They haven't (eaten the world etc). They just happen to be the models that trend...

adw · 2024-04-23T21:10:31

> much more inefficient

The tricky part here is that "efficiency" is not a single dimension! Transformers are much more "efficient" in one sense, in that they appear to be able to absorb much more data before they saturate; they're in general less computationally efficient in that you can't exploit symmetries as hard, for example, at implementation time.

Let's talk about that in terms of a concrete example: the big inductive bias of CNNs for vision problems is that CNNs essentially presuppose that the model should be translation-invariant. This works great — speeds up training and makes it more stable – until it doesn't and that inductive bias starts limiting your performance, which is in the large-data limit.

Fully-connected NNs are more general than transformers, but they have _so many_ degrees of freedom that the numerical optimization problem is impractical.
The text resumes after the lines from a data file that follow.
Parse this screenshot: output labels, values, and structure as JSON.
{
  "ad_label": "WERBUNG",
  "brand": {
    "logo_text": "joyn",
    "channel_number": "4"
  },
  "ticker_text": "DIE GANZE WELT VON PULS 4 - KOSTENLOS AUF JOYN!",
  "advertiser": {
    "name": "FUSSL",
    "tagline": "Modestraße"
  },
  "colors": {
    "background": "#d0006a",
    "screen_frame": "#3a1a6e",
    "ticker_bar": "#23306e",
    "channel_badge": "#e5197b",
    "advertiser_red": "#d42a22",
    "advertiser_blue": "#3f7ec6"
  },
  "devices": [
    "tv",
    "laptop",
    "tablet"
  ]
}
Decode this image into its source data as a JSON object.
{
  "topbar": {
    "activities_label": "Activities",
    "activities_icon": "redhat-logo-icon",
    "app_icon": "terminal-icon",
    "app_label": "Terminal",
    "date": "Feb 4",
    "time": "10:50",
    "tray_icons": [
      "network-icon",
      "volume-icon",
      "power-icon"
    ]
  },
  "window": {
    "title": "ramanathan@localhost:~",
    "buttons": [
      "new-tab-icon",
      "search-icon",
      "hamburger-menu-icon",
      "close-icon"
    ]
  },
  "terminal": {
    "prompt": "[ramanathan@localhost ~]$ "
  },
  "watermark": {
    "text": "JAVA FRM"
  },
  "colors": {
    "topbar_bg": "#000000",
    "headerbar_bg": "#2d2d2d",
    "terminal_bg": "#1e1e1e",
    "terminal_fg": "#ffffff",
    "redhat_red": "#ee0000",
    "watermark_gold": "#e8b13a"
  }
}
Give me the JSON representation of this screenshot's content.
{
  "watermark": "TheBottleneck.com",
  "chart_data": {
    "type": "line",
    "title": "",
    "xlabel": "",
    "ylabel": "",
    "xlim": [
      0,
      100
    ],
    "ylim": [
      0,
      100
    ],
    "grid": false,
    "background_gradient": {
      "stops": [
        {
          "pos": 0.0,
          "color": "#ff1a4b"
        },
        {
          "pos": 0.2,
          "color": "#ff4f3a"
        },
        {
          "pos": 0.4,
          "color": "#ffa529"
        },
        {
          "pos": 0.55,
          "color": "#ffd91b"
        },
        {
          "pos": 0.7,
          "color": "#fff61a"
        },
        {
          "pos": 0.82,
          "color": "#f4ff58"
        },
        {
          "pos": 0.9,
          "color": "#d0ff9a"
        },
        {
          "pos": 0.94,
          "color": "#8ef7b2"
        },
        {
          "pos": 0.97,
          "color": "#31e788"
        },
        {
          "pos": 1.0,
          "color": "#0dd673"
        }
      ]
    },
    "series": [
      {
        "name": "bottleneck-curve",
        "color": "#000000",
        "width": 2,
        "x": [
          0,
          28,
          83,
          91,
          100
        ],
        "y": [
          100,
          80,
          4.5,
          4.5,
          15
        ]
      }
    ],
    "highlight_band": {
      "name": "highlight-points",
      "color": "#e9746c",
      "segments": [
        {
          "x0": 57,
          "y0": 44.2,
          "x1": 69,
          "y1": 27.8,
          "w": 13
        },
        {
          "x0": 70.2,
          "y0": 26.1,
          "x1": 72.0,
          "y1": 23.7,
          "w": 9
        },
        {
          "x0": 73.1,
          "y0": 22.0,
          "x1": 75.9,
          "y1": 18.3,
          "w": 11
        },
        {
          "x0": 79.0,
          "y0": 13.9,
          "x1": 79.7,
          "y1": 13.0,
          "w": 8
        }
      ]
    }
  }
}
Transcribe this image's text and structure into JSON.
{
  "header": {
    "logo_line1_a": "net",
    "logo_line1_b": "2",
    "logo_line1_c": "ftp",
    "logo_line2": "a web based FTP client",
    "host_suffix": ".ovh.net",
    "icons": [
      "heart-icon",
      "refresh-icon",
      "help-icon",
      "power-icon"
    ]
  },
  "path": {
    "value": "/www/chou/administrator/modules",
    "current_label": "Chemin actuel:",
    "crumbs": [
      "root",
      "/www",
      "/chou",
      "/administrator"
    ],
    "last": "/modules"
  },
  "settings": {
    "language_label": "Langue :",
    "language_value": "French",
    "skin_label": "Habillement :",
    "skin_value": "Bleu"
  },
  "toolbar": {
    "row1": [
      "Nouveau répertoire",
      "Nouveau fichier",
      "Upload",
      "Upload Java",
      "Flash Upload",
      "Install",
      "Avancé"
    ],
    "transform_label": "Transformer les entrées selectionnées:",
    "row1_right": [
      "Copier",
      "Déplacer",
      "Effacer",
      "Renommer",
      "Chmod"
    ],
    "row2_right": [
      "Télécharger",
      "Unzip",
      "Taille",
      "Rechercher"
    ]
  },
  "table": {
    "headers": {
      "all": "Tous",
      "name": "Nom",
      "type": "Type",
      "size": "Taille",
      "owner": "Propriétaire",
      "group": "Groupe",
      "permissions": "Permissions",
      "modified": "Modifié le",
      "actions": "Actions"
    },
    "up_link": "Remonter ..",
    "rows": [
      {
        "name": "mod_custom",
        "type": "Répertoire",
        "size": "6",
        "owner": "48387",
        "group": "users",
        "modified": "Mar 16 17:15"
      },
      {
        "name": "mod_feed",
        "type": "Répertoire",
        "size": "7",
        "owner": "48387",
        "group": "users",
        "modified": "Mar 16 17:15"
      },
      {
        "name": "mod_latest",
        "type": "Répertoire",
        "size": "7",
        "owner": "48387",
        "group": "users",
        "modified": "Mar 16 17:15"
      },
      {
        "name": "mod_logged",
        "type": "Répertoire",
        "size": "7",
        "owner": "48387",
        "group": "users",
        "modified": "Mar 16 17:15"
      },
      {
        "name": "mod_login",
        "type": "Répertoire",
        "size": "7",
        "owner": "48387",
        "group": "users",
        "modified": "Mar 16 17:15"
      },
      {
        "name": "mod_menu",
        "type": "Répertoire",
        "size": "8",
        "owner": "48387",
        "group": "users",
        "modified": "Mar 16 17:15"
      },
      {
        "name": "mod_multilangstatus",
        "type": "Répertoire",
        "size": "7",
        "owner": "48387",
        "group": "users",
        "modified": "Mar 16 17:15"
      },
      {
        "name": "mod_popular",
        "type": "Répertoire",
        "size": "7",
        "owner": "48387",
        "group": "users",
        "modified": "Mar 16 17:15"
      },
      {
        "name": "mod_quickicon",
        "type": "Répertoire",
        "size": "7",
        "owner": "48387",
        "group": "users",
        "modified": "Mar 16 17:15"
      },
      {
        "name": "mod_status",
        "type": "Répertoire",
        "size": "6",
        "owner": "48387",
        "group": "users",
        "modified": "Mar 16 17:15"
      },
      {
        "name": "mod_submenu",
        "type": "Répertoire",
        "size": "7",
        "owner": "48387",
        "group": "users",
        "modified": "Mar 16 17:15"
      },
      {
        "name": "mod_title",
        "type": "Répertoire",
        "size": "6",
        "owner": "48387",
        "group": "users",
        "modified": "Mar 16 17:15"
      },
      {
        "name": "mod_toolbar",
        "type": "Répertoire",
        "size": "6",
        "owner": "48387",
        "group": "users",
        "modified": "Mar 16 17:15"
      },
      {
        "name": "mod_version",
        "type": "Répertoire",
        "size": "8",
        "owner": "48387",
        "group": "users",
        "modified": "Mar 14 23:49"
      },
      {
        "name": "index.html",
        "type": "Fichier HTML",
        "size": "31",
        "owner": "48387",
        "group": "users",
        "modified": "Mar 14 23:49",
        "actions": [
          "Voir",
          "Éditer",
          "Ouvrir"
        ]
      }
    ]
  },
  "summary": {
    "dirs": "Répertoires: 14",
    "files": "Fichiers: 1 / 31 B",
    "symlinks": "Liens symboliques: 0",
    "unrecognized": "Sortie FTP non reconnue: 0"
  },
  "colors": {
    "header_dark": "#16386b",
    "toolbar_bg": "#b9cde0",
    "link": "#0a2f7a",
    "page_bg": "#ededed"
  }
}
If someone figures out how to stabilize that training and make these implementable on current or future hardware, you're absolutely right that you'll see people use them. I don't think transformers are magic; you're entirely correct in saying that they're the current knee on the implementability/trainability curve, and that can easily shift given different unit economics.

I think one of the fundamental disconnects here is that people who come at AI from the perspective of logic down think of things very differently to people like me who come at it from thermodynamics _up_.

Modern machine learning is just "applications of maximum entropy", and to someone with a thermodynamics background, that's intuitively obvious (not necessarily correct! just obvious) –in a meaningful sense the _universe_ is a process of gradient descent, so "of course" the answer for some local domain models is maximum-entropy too. In that world view, the higher-order structure is _entirely emergent_. I'm, by training, a crystallographer, so the idea that you can get highly regular structure emerging from merciless application of a single principle is just baked into my worldview very deeply.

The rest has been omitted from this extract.